İngiliz valilerinden adım beklemek
Hamd âlemlerin Rabbine, salât ve selam da O’nun pak Rasulüne olsun.
Gazze yıllardır yanıyordu. Şimdi ise ölüyor. Gazze’de kedi eti bile caiz olmuş durumda. TIR’larla yardım sınır kapılarında bekliyor ama kapıları açan yok. İsrail için bütün kapılar hatta hava sahası açık. Mazlumlar içinse bir ekmeğin bile girmesine müsaade yok.
Hani bizde söz var ya, genellikle alay etmek için söylenir: “Her şeyi devletten beklemeyin!” Gerçekten de durum buna dönüştü. Artık devletten bir şey beklemiyoruz. Mısır, israile açtığı kapılarını Gazze için açmıyor. Batılı emperyalistlerden zaten bir şey beklediğimiz yok. Ancak Libya’ya bile giden ordular Gazze’ye bir çöp kadar yardım edemiyor. “Bir gece ansızın gelebiliriz.” diyoruz ama o gece hiç gelmiyor.
İsveç’i NATO’ya sokan biziz. İsraili ihya eden biziz. Amerika’yı üzmeyen, Fransa’ya gülücük saçan biziz. Nerde ne kafir var hepsi bizden bir fayda görmüş. Ama mazlum coğrafyalara gelince yaptığımız bir şey yok.
Arap ülkeleri daha beter... Neredeyse israili hâşâ Bedrin aslanları olarak nitelendirecekler. “Nasıl bu kadar koptuk birbirimizden, nasıl gafil olduk kardeşlerimizden…” diye hayıflanıyoruz. Bunlar bizim seçtiğimiz, başa getirdiğimiz liderler. Nasıl oluyor da bizim isteklerimizden, acılarımızdan gafil olurlar? Nasıl olur da israille bu kadar normalleşip can ciğer kuzu sarması olabilirler?
Dünyadaki bütün duyarsız liderler için söylüyoruz bunu: Şöyle bir düşündüğümüzde görürüz ki, bu bizim isteklerimizden bihaber, duyarsız kişileri biz seçmedik. Seçecek başka kimse bırakmadıkları için mecburen buna razı olduk. Ehven-i şer dediğimiz şey.
Geçmişte Osmanlı’nın son dönemlerinde nasıl ki büyük şehirlere vali atanmasında İngilizlerin parmağı varsa, şu anki seçimlerimizde dahi emperyalistlerin parmağı var. Yahu insan seçime girecekken hiç mi yapıcı bir vaadi olmaz? Seçime giren bir parti şöyle mi vaatte bulunur: “İmam Hatipleri, Kur’an kurslarını kapatacağız. Ezanı cami içinde okutacağız…” Bu vaatlerin karşısında duranlara verdiğimiz oylar da karşımıza duyarsızlık olarak çıkıyor işte.

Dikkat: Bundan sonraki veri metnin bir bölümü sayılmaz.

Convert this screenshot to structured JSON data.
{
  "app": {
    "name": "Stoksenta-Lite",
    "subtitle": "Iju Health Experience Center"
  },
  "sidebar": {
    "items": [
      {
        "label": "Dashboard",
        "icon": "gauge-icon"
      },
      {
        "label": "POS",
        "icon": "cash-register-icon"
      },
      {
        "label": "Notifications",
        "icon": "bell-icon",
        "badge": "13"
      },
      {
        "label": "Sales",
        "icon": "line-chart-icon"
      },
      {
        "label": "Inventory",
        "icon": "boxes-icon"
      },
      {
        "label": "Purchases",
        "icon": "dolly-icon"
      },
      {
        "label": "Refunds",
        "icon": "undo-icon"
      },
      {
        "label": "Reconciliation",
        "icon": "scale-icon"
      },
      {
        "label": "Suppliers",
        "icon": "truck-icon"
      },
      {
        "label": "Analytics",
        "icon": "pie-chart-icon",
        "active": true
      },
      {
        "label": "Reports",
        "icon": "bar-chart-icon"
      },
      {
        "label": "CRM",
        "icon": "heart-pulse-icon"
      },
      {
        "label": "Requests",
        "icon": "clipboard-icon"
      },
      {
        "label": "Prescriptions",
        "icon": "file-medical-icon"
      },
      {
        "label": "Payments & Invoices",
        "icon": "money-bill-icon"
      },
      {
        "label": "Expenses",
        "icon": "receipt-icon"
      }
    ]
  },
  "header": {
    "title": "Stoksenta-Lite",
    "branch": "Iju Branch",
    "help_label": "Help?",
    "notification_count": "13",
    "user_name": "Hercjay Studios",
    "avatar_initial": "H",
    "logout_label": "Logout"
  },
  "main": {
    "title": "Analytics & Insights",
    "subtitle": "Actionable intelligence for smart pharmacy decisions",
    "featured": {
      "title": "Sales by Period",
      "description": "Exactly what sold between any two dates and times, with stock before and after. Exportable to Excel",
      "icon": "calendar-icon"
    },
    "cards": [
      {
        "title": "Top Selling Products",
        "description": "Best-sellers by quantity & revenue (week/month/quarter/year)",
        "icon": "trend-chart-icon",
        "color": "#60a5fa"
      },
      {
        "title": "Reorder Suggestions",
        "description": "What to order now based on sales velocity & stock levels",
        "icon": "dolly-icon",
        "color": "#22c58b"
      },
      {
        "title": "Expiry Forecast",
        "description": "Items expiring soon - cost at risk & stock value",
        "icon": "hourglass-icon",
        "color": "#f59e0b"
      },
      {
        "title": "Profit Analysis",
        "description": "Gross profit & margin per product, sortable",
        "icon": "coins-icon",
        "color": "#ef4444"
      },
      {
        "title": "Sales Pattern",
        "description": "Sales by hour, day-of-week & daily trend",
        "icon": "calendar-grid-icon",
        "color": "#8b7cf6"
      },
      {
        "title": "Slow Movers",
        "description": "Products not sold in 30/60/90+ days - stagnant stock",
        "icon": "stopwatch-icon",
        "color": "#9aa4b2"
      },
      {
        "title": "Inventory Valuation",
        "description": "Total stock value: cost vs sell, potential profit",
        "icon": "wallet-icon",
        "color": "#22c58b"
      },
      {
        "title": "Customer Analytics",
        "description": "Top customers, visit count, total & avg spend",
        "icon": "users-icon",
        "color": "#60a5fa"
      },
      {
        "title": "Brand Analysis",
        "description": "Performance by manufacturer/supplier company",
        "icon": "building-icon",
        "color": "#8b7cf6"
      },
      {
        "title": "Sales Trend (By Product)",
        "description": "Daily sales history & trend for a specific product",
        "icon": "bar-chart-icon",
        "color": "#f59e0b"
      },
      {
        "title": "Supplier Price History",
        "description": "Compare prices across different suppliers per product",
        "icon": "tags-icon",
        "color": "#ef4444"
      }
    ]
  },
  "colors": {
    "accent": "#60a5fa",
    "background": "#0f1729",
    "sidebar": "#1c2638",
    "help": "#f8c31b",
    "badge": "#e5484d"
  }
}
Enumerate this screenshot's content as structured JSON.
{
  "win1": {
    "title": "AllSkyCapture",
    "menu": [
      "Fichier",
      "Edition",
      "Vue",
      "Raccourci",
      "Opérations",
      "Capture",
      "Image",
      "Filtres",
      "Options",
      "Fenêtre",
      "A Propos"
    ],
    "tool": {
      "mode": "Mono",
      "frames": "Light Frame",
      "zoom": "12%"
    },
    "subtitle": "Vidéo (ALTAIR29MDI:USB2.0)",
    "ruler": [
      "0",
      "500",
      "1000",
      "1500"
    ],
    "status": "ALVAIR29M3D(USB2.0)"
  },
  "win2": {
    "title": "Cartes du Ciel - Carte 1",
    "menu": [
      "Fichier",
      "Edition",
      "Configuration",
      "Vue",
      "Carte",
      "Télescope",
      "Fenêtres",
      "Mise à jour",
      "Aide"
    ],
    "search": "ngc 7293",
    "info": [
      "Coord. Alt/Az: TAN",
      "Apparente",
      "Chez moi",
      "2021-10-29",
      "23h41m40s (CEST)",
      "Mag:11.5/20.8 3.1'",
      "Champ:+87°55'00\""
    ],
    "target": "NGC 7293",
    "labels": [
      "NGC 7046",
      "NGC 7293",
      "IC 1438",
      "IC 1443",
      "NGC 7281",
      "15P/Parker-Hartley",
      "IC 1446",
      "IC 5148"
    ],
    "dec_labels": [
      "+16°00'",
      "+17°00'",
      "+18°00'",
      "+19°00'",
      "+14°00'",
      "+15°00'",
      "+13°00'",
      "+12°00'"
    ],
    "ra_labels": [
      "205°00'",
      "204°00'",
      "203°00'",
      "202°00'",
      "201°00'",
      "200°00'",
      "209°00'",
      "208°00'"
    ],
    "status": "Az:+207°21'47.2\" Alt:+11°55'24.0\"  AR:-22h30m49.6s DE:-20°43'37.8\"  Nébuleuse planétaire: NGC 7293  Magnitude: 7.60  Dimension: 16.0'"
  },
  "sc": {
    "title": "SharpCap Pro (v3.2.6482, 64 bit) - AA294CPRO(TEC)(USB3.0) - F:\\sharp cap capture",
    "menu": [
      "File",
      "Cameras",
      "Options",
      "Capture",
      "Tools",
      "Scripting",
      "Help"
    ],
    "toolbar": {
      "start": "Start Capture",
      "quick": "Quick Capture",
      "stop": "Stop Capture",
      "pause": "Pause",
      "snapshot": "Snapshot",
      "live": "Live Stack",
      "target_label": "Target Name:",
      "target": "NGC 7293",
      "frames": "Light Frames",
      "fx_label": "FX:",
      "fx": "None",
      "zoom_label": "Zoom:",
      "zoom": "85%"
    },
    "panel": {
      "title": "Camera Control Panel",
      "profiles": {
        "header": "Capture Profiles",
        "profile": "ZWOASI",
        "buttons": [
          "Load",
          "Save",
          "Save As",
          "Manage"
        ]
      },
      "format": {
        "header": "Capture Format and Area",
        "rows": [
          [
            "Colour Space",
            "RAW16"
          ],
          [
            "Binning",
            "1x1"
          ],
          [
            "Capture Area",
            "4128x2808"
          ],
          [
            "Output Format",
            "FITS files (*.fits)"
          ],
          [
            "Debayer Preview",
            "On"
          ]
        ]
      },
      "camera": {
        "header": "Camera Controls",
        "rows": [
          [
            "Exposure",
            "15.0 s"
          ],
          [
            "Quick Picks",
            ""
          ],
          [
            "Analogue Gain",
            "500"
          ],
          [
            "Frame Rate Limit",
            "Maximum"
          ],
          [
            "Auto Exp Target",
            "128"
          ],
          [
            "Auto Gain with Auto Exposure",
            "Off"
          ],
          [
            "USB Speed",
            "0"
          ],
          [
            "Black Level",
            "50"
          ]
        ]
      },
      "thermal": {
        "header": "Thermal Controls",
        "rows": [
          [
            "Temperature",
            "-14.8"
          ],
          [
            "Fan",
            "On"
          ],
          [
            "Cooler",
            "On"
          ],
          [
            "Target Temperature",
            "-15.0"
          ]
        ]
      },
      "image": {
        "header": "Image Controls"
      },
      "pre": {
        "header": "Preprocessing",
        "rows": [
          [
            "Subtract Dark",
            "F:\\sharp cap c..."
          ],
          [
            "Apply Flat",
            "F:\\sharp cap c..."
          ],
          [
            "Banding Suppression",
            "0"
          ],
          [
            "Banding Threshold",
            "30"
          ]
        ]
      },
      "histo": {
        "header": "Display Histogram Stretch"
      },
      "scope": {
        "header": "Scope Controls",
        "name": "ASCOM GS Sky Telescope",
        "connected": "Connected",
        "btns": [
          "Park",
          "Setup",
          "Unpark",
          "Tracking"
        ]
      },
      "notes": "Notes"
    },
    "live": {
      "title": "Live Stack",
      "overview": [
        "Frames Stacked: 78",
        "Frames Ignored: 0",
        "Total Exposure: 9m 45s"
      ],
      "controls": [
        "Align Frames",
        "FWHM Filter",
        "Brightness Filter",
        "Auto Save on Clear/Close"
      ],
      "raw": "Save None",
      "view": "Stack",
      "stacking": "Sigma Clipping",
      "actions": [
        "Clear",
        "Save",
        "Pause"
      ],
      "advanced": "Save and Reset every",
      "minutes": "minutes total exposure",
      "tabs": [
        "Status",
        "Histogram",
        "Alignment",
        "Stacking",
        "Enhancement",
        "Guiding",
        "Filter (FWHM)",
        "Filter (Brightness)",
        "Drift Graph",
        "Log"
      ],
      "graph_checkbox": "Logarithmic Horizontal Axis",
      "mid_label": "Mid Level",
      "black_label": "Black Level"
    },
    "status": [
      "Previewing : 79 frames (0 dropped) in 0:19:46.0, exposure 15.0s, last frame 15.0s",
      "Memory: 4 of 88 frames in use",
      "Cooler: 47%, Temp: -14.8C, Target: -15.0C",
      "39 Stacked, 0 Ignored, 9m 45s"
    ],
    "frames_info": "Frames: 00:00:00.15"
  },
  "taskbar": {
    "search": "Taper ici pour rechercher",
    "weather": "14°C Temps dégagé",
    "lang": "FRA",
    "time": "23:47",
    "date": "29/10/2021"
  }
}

Kimseden israille savaşmasını beklemiyoruz. Ama israille ticareti de mi durduramıyorsunuz? İsraile giden gemilere de mi engel olamıyorsunuz? Eskiden “Ey israil!” diye bağıran sesiniz bile susmuş, neden? İktidar olarak Netanyahu’ya lakap takmaktan başka bir icraatınızı neden göremiyoruz? Birtakım CHP’lilerin dile getirdiği gibi, parti liderleri aralarında anlaşmış ve “Adam, sen yine kazan; biz de sana saldırmak suretiyle yolumuzu bulalım!” mı demişler acaba? Mesele iktidara gelmek değil, muktedir olmak. Seçenek kalmadığı için bize seçtirilen kimselerin muktedir olma ihtimalleri hiç mi yok?
Rabbim bu düzeni değiştirsin. Halk ve yönetenler arasındaki fikir uçurumunu halkın yararına olacak şekilde gidersin. Başta belediye seçimleri olmak üzere ileriki seçimlerde başa daha iyilerinin gelmesini nasip eylesin. Âmîn…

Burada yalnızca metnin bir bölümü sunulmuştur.